3. Zahlt der Erstattungspflichtige die in einem Kostenfestsetzungsbeschluss titulierte Umsatzsteuer, so kann er einen Anspruch auf Rückzahlung der geleisteten Umsatzsteuerbeträge gem. § 812 Abs. 1 S. 1 Fall 1 BGB im Klageverfahren geltend machen, wenn der Erstattungsberechtigte zum Vorsteuerabzug berechtigt ist.
(Leitsätze der Schriftleitung)
BGH, Urt. v. 26.10. 2016 – IV ZR 34/16
Sachverhalt
Zwischen der Kl. und der W. AG bestand ein Rechtsschutzversicherungsvertrag, aus dem die Kl. und ihr Ehemann die Bekl. als Schadenabwicklungsunternehmen des VR vor dem LG Stuttgart – 22 O 155/07 – auf Deckung in Anspruch nahmen. Nach Beendigung des Rechtsstreits ergingen gegen die Kl. und ihren Ehemann Kostenfestsetzungsbeschlüsse zugunsten der Bekl., in denen anteilige Umsatzsteuer i.H.v. 608,19 EUR enthalten ist. In zwei weiteren Verfahren vor dem LG Stuttgart – 22 O 461/11 und 22 O 462/11 – wandten sich die Kl. und ihr Ehemann gegen Vollstreckungsmaßnahmen der Bekl. aus dem Deckungsprozess.
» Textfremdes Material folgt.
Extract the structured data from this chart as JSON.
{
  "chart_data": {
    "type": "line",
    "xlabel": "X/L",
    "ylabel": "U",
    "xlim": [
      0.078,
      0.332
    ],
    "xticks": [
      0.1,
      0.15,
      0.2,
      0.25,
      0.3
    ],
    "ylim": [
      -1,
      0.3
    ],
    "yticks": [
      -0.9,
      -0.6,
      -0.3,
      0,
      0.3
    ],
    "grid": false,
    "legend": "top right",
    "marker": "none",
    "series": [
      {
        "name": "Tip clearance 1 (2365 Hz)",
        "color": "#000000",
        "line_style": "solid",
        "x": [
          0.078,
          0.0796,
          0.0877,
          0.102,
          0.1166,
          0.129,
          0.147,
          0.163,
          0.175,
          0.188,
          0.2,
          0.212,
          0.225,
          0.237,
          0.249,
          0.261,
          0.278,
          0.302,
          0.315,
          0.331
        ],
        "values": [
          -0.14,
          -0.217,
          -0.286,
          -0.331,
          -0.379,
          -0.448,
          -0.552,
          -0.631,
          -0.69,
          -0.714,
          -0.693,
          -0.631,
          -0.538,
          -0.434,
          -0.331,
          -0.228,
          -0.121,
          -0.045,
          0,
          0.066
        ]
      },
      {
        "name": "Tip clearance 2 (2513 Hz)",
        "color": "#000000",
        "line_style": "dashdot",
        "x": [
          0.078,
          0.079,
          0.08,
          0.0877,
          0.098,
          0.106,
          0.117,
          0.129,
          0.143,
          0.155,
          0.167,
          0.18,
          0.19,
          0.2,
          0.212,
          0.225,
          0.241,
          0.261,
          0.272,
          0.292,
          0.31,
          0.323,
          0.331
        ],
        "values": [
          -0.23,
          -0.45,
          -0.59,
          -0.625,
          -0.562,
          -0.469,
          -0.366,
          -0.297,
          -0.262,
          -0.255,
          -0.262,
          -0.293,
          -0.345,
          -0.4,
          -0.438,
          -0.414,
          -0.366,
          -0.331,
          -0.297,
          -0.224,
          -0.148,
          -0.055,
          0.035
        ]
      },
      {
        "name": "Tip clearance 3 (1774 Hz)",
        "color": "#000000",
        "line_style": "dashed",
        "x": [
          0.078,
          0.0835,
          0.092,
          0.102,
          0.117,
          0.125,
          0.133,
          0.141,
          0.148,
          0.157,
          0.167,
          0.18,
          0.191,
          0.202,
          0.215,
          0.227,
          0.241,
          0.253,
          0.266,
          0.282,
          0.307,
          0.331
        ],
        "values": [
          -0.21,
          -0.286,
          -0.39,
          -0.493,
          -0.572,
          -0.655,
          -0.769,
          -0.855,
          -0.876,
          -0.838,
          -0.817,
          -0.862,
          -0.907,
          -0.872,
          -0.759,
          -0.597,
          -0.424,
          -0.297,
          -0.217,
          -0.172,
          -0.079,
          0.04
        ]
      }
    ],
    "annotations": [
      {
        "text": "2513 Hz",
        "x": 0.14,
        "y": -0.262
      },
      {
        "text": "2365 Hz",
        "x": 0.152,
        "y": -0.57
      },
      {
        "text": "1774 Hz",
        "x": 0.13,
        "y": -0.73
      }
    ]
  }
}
In jenen Verfahren ergingen gegen die Kl. und ihren Ehemann Kostenfestsetzungsbeschlüsse, in denen Umsatzsteuer i.H.v. 390,06 EUR und 385,23 EUR enthalten ist.
Die in diesen Kostenfestsetzungsbeschlüssen enthaltenen Umsatzsteuerbeträge zahlte die Kl. lediglich unter Vorbehalt. Dies hat sie damit begründet, die Bekl. sei vorsteuerabzugsberechtigt.
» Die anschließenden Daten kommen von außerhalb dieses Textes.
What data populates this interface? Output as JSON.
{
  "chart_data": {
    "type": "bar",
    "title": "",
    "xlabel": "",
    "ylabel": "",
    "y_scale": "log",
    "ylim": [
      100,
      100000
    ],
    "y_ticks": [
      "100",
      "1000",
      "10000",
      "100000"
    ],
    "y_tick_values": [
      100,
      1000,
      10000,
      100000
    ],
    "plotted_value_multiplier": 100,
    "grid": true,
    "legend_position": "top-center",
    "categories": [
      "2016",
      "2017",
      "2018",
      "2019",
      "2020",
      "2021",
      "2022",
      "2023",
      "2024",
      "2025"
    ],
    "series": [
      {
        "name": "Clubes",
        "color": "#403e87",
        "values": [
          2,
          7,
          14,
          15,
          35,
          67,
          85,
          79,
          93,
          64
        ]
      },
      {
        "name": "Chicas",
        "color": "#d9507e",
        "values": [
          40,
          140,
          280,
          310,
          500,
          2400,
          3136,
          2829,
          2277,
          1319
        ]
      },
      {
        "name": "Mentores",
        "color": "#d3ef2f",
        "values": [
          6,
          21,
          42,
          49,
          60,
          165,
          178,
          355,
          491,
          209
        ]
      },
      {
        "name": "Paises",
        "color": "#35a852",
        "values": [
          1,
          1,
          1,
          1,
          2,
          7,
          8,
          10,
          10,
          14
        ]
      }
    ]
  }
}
Vor dem AG Geldern hat die Kl. das beklagte Schadenabwicklungsunternehmen aus eigenem und abgetretenem Recht ihres Ehemanns auf Rückzahlung der vorerwähnten Umsatzsteuerbeträge in Anspruch genommen. Das AG hat die Klage abgewiesen. Das LG Kleve hat die Berufung der Kl. zurückgewiesen. Die hiergegen eingelegte Revision der Kl. hatte Erfolg.
2 Aus den Gründen:
[3] "… Das Rechtsmittel führt zur Aufhebung des Berufungsurteils sowie auf die Berufung der Kl. zur Abänderung des erstinstanzlichen Urteils und zur Stattgabe der Klage."
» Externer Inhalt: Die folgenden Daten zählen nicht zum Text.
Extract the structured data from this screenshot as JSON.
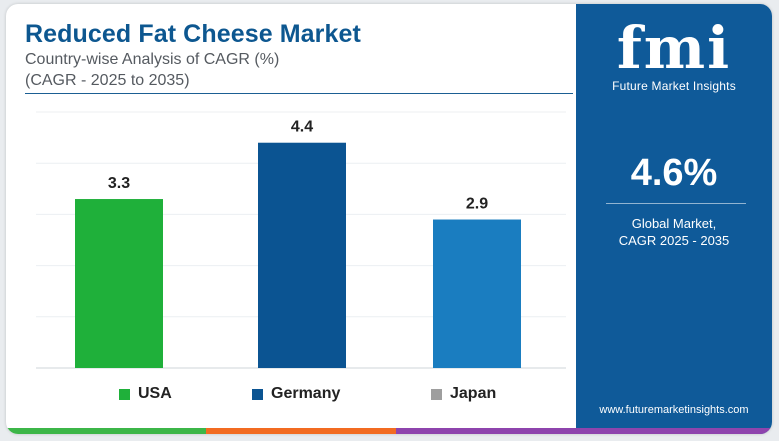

[4] I. Das BG hat ausgeführt, der Kl. stehe kein Anspruch auf Rückzahlung der geleisteten Umsatzsteuerbeträge zu. Die Bekl. sei gem. § 15 Abs. 2 S. 1 Nr. 1 i.V.m. § 4 Nr. 10 Buchst. a UStG nicht vorsteuerabzugsberechtigt. …
[5] II. Das hält rechtlicher Nachprüfung nicht stand.
[6] 1. Der Kl. steht gegen die Bekl. ein Anspruch auf Rückzahlung der geleisteten Umsatzsteuerbeträge gem. § 812 Abs. 1 S. 1 Alt. 1 BGB zu, weil die Erstattung der Umsatzsteuer in den Kostenfestsetzungsbeschlüssen zu Unrecht zugunsten der Bekl. festgesetzt worden ist. Ein derartiger Rückforderungsanspruch aus ungerechtfertigter Bereicherung kommt in Betracht, obwohl die Zahlung der Kl. aufgrund rechtskräftiger Kostenfestsetzungsbeschlüsse erfolgt ist (vgl. hierzu BGH BGHZ 163, 339, 341 f. = NJW 2015, 2926; BGH BGHZ 83, 278, 279 f. = NJW 1982, 1147; OLG Düsseldorf JurBüro 2004, 536, 538; ferner OLG Stuttgart Justiz 2000, 340, 341). Im Kostenfestsetzungsverfahren werden materiell-rechtliche Einwände gegen die Berechtigung zur Geltendmachung der Umsatzsteuer grds. nicht berücksichtigt (Zöller/Herget, ZPO 31. Aufl. § 91 Rn 13 “Umsatzsteuer’).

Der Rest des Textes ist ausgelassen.